Z.Yang 他3名: "Homogeneous Hydrogenation of Olefins Catalyzed by a Novel Tetrarhodium(II) Complex as Precursor in Aqueous Solution"J.Mol.Cat.,A. 158・2. 509-514 (2000)

Z. Yang等3人：“新型四铑(II)配合物在水溶液中催化烯烃的均相氢化”J. Mol., A. 158・2 (2000)。

Kanematsu,Naohiro, et al.: "A one-step synthesis of an Ir( II ) dinuclear complex. Preparation, structures and properties of bis ( μ-acetato ) dichlorodicarbonyl-diiridium( II ) complexes"J. Chem. Soc., Dalton Trams.. 4413-4417 (1999)

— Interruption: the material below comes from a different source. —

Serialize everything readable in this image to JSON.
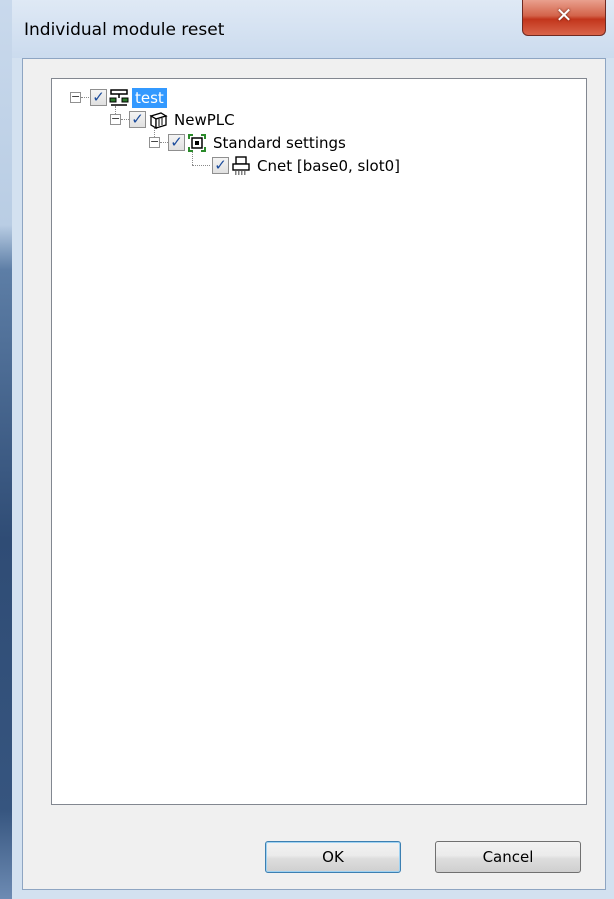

Kanematsu、Naohiro 等人：“Ir( II) 双核络合物的一步合成。双 (μ-乙酸) 二氯二羰基-二铱 (II) 络合物的制备、结构和性质”J. Chem.，道尔顿电车.. 4413-4417 (1999)

N.Kanematsu, M.Ebihara, T.Kawamura: "A one-step synthesis of an Ir (II)dinuclear complex. Preparation, structures and properties of bis( -acetato)dichlorodicarbonyl-diiridium(II) complexes"J. Chem. Soc., Dalton Trams. 4413-4417 (1999)

N.Kanematsu、M.Ebihara、T.Kawamura：“Ir(II)双核配合物的一步合成。双(-乙酰基)二氯二羰基-二铱(II)配合物的制备、结构和性质”J。

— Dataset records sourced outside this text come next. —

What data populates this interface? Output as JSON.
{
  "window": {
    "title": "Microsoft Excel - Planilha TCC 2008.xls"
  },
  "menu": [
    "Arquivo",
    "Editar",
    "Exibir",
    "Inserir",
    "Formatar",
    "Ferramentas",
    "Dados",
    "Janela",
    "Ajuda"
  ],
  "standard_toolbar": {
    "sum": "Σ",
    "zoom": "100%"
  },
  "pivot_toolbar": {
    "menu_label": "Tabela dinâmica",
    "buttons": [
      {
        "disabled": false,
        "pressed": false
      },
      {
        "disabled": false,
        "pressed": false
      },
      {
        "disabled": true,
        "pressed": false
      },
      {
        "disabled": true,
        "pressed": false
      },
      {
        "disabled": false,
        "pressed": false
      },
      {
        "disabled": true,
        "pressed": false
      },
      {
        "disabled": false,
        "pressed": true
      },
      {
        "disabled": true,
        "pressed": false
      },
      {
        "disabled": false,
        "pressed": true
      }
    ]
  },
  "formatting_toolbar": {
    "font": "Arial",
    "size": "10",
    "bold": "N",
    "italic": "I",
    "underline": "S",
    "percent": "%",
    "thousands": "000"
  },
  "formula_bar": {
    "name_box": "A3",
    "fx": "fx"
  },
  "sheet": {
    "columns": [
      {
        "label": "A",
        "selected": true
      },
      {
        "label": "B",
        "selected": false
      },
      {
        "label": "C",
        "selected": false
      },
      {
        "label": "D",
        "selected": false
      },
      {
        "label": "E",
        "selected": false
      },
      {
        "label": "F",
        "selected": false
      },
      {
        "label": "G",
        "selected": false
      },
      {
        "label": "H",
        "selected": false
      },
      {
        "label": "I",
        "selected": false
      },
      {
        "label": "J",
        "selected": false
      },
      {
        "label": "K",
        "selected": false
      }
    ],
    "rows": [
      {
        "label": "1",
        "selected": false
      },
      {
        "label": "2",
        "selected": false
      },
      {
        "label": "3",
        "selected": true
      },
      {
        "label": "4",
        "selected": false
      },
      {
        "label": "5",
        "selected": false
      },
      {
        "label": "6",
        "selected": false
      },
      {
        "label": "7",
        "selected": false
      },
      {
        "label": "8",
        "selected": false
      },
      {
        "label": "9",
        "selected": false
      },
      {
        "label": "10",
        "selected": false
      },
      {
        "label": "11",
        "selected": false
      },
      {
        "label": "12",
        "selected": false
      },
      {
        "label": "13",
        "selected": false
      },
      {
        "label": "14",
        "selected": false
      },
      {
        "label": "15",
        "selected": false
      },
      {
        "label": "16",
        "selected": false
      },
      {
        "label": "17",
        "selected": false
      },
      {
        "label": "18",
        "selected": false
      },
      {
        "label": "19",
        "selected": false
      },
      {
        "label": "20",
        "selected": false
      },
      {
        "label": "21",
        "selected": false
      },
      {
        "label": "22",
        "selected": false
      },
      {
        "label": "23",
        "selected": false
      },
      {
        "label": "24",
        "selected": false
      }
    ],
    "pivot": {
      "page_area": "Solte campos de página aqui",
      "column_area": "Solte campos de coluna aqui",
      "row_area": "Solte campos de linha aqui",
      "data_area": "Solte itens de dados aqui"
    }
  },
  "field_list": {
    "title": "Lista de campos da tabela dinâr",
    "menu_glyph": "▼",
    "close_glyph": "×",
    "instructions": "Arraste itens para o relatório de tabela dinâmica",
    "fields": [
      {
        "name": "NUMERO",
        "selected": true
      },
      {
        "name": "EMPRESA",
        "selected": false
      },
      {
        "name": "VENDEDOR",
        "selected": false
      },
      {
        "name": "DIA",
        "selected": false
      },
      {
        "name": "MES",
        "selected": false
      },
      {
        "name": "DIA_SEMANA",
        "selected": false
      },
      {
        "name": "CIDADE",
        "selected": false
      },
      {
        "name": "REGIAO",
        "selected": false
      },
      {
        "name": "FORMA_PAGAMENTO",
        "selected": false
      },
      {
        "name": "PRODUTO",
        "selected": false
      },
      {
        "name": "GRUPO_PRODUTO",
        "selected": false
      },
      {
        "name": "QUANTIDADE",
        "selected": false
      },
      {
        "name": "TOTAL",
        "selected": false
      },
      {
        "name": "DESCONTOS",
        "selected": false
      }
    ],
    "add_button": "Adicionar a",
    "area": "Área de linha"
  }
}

兼松直弘、海老原昌弘、川村尚: "A one-step synthesis of an Ir(II) dinuclear complex. Preparation, structures and properties of bis (μ-acetato) dichlorodicarbonyldiiridium(II) complexes"J. Chem., Soc., Dalton Trans.,. 4413-4417 (1999)

Naohiro Kanematsu、Masahiro Ebihara、Hisashi Kawamura：“Ir(II) 双核配合物的一步合成。双 (μ-乙酰) 二氯二羰基二铱 (II) 配合物的制备、结构和性质” J. Chem., Soc.,道尔顿翻译，4413-4417（1999）

Z.Yang, M.Ebihara, T.Kawamura: "Homogeneous hydrogenation of olefins catalyzed by a novel tetrarhodiumII) complex as precursor in aqueous solution"J. Mol. Catal., A. 158. 509-514 (2000)

Z.Yang，M.Ebihara，T.Kawamura：“新型四铑II)络合物作为水溶液中的前体催化烯烃的均相氢化”J。